According to chair of the board, John Campbell, “What the vocal activists in the Black community are saying is that their kids are not actively engaged in the education we’re providing for them. There’s no mentor there, there’s no encouragement.”
Campbell among many others, believes that the students are bored and that a new Afrocentric school would motivate these students to come to class everyday. While many advocate the building of this essentially experimental school, many others believe it to be a waste of taxpayers money. Economist, Anthony Hutchinson, is in staunch opposition of the school.
Hutchinson, who claims to have been involved in a number of outreach programs, is quoted in a BBC report to have said, “The belief that if we teach kids about their social and cultural identity they’re going to perform a lot better is just stupid.”
How eloquent.
I’m wondering, why are people so opposed to establishing a school that is trying to be progressive in decreasing the high school dropout rate?
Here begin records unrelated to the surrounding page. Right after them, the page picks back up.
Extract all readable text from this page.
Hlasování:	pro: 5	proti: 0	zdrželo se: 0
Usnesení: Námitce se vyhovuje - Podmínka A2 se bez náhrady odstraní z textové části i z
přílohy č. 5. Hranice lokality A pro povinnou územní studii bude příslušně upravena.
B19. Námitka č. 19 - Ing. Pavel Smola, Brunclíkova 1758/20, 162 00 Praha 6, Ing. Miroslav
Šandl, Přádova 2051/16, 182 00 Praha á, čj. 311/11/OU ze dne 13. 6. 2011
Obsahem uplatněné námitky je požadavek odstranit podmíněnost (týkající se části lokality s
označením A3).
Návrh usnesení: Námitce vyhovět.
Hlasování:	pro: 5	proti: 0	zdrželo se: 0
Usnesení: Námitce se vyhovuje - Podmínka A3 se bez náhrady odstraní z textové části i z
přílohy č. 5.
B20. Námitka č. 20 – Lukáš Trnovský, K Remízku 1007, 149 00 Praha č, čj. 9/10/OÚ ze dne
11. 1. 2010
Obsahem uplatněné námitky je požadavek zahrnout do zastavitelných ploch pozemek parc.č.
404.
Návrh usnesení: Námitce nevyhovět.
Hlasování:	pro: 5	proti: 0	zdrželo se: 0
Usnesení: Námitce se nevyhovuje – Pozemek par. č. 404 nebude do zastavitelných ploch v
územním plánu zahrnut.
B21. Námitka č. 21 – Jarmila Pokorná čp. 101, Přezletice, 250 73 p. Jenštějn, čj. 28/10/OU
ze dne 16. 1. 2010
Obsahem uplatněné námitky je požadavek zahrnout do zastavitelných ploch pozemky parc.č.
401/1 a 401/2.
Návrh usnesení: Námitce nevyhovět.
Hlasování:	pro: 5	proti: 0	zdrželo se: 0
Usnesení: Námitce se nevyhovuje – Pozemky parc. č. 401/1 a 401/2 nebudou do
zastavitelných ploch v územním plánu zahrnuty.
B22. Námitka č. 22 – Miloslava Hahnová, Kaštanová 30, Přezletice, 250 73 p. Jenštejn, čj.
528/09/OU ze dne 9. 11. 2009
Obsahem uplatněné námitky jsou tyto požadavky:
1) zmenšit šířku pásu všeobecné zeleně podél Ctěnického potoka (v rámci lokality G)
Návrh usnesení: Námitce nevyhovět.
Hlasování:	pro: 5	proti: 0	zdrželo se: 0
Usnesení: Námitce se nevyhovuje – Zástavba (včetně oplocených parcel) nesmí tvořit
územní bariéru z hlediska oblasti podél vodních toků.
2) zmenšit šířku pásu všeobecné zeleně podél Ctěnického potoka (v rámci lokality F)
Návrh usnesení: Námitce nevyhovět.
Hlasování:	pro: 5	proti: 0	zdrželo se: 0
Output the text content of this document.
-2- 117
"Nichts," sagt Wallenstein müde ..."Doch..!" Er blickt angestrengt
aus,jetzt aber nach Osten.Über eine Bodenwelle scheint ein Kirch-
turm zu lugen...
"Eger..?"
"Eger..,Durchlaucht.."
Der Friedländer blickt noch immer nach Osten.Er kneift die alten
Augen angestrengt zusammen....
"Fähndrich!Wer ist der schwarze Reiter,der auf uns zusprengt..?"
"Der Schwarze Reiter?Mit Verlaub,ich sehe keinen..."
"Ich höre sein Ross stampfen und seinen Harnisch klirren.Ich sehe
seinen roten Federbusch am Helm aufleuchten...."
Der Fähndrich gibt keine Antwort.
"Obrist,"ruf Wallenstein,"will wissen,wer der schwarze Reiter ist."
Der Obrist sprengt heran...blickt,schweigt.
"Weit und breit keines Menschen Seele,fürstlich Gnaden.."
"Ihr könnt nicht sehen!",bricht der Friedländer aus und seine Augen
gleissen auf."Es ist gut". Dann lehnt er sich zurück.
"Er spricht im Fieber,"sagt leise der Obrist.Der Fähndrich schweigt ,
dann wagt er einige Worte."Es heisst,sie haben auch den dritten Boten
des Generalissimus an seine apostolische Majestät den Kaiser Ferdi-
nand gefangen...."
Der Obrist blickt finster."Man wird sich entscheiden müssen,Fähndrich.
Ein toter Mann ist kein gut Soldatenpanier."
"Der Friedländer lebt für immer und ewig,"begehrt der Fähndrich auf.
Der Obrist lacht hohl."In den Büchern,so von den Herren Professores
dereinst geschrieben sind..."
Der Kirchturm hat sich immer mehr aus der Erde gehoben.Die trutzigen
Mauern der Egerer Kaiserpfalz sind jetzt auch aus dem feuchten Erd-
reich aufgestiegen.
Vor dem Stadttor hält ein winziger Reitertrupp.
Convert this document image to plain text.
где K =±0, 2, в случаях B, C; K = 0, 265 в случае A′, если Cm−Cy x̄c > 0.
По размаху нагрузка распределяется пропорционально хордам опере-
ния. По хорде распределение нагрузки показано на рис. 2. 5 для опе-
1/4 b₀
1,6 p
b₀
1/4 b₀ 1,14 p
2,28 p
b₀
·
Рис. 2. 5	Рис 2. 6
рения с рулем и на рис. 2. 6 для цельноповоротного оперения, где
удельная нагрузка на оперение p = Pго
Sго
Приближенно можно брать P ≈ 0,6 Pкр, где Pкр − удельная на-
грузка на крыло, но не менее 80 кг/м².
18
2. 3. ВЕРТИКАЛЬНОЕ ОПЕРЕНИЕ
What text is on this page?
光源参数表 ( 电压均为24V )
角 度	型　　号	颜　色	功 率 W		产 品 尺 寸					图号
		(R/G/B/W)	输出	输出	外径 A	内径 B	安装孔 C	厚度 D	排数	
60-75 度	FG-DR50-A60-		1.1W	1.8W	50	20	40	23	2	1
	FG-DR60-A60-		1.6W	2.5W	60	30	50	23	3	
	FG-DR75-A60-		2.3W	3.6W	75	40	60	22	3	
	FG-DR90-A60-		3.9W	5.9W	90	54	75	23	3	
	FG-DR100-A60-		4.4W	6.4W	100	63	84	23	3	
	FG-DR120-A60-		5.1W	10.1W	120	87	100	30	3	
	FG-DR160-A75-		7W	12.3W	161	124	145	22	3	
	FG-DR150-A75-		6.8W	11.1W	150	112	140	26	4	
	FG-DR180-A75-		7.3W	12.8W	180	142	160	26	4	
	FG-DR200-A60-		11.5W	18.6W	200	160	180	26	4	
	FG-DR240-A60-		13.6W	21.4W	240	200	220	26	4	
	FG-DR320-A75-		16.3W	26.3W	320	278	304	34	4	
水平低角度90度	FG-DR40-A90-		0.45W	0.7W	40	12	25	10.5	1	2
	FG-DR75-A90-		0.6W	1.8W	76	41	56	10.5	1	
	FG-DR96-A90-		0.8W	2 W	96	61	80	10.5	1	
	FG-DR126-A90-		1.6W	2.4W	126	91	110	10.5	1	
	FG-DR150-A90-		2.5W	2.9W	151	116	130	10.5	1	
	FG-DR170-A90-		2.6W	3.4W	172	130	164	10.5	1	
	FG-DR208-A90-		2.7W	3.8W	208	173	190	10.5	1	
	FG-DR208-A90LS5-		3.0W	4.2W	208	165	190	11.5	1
According to sources I’ve read, there is a concern that this school will be counter productive – a step backward from Dr. Martin Luther King’s dream.
Has any of these opponents really thought this through? These kids who have been reaping the benefit of Brown v. Board of Education – oh wait, this is Canada… Okay let me start again. These students have been a part of an integrated school system, and it’s not helping them. It’s not speaking to them, therefore it’s not helping Toronto, because these are its citizens.
The establishment of an Afrocentric school is nothing like segregation.